Режиссёр из 45г - Сим Симович
Анна Фёдоровна поставила на стол миску с борщом, хлеб, сало, солёные огурцы, масло. Разлила борщ по тарелкам — густой, красный, с большим куском мяса и сметаной.
— Ешьте, не стесняйтесь, — она села напротив. — Алиночка, ты борщ любишь?
— Очень люблю, — Алина взяла ложку. Попробовала, и лицо её просветлело. — Боже мой, как вкусно! Я такого давно не ела!
— Ешь, ешь, деточка, — Анна Фёдоровна сияла. — Я могу ещё добавить, если хочешь.
Они ели молча. Алина явно наслаждалась — борщ был и правда отменный, как могла приготовить только мать. Володя смотрел на них двоих — на мать, которая с нескрываемой нежностью поглядывала на Алину, и на Алину, которая постепенно расслаблялась, перестала нервничать.
— Алиночка, — заговорила Анна Фёдоровна, когда все доели, — а расскажи мне о себе. Володя говорил, что ты в училище учишься?
— Да, на третьем курсе, — Алина кивнула. — Художественное училище. Скоро защита диплома.
— И что рисуешь? Портреты? Пейзажи?
— Разное, — Алина оживилась. — Сейчас работаю над серией городских пейзажей. Москва после войны. Хочу передать... как бы это сказать... надежду. Город разрушен, но люди строят, восстанавливают, живут. Вот это и хочу показать.

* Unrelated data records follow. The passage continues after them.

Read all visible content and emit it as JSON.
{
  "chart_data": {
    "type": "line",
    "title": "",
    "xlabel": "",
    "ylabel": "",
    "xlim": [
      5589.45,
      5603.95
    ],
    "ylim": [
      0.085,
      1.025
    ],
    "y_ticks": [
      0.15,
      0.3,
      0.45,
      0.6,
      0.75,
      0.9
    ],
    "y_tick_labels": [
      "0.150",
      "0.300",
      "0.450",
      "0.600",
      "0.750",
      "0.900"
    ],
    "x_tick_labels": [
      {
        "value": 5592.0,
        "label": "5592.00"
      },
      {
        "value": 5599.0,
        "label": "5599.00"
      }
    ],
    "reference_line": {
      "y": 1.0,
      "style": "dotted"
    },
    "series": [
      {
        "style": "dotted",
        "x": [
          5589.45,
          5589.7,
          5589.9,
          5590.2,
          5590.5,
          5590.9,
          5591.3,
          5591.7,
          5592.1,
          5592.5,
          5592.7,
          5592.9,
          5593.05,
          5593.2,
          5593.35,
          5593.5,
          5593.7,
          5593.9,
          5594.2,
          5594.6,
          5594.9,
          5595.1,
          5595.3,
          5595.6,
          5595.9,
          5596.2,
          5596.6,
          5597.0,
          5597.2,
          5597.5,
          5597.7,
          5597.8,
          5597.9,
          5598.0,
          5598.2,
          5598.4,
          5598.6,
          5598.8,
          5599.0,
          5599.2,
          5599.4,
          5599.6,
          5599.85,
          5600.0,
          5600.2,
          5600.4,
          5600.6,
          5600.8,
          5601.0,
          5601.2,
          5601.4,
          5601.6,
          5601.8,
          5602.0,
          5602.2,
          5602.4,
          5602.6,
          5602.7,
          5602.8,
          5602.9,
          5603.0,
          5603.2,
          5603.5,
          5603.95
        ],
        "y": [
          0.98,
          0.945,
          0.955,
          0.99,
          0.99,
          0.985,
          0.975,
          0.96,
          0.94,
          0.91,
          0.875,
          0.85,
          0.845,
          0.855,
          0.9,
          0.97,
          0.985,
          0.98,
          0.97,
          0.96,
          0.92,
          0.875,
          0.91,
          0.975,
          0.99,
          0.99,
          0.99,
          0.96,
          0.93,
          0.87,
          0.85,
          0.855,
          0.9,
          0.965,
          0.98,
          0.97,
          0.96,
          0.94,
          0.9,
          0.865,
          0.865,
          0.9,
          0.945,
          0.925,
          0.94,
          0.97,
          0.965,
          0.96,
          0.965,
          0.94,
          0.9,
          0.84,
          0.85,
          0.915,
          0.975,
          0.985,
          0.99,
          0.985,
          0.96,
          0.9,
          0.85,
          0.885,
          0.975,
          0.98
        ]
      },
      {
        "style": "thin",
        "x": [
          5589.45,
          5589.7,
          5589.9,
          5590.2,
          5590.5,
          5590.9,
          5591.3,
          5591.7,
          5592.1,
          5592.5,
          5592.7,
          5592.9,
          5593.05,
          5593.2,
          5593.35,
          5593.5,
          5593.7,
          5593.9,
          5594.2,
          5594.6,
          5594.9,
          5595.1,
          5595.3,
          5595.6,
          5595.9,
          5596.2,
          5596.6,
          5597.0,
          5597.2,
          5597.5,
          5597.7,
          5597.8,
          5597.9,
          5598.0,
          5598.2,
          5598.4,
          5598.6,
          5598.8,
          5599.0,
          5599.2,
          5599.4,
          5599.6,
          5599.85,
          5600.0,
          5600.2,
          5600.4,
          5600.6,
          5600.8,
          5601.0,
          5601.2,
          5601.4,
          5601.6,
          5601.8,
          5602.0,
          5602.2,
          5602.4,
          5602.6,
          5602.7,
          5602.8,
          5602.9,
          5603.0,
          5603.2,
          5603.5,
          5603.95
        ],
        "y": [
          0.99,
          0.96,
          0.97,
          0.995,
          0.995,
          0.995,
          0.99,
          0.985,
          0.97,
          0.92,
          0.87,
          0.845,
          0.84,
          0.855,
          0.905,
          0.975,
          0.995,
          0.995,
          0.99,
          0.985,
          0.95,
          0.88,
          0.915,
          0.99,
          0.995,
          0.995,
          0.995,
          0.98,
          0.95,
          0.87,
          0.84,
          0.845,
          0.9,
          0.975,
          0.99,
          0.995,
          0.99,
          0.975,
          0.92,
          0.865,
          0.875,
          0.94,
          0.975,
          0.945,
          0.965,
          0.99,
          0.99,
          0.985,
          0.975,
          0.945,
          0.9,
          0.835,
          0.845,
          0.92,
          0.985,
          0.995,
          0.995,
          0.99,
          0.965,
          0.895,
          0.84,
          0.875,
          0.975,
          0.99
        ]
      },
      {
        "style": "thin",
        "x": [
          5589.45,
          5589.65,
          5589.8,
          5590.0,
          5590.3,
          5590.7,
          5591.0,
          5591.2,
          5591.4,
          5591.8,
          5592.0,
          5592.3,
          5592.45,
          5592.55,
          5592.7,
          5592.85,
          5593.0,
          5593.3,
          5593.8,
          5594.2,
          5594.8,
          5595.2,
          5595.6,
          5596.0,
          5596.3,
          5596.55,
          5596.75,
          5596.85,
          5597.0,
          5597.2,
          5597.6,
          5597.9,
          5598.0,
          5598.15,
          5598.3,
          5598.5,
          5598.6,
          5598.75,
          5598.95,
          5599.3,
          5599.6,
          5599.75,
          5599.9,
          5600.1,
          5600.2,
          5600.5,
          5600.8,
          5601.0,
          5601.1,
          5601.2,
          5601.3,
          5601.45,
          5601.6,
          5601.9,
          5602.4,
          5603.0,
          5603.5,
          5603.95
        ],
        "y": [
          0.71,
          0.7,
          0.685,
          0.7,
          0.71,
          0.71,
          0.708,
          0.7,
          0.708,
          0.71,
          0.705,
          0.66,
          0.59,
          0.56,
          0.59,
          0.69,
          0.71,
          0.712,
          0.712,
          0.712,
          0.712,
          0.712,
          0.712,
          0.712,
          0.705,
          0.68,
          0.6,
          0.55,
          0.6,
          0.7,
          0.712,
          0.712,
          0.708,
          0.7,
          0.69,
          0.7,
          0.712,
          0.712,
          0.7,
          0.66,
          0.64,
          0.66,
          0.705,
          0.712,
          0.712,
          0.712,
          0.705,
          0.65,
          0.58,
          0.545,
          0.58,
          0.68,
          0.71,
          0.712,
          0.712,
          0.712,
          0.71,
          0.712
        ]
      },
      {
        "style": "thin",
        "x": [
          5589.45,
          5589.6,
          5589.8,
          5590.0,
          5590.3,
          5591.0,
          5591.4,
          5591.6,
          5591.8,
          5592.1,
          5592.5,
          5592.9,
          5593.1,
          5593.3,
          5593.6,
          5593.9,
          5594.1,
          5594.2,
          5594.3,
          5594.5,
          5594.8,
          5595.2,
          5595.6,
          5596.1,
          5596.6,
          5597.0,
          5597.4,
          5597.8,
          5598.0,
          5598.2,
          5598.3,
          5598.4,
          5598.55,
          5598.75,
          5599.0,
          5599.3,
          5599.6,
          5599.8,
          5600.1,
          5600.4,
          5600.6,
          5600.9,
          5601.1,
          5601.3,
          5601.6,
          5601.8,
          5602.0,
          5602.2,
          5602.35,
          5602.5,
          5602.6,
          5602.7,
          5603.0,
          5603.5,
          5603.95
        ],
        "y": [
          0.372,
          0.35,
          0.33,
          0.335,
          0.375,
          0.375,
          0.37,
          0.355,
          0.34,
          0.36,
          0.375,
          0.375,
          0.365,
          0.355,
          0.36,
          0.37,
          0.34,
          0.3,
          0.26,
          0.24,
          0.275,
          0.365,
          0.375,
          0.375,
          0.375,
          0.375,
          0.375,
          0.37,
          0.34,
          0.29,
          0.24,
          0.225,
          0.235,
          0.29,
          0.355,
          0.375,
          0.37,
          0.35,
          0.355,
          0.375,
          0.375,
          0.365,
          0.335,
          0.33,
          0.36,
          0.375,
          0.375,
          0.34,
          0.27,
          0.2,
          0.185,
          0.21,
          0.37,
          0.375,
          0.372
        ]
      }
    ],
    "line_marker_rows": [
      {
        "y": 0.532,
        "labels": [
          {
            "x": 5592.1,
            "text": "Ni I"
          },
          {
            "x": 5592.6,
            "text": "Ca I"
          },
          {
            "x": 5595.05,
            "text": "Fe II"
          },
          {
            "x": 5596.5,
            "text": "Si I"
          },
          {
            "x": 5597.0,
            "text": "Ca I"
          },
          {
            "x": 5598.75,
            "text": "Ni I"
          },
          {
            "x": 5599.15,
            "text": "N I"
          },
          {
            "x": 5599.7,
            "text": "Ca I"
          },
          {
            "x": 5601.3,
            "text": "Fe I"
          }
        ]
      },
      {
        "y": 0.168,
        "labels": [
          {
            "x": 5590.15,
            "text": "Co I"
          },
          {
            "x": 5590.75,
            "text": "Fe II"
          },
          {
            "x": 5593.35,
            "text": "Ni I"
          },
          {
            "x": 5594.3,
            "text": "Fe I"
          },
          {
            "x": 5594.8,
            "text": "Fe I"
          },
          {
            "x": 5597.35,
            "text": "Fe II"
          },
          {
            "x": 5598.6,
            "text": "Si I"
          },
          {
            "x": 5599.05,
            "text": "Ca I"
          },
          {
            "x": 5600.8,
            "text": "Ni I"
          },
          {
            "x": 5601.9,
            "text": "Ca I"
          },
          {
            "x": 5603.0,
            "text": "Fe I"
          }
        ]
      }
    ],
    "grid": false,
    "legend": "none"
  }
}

Анна Фёдоровна слушала, кивая:
— Умница. Доброе дело делаешь. Людям сейчас нужна надежда. Нужно видеть, что жизнь продолжается.
— Вот именно, — Алина улыбнулась.
— А родители у тебя есть, деточка?
Алина потупилась:
— Нет. Погибли давно. В тридцать седьмом. Бабушка воспитывала, но она умерла в эвакуации. Я одна.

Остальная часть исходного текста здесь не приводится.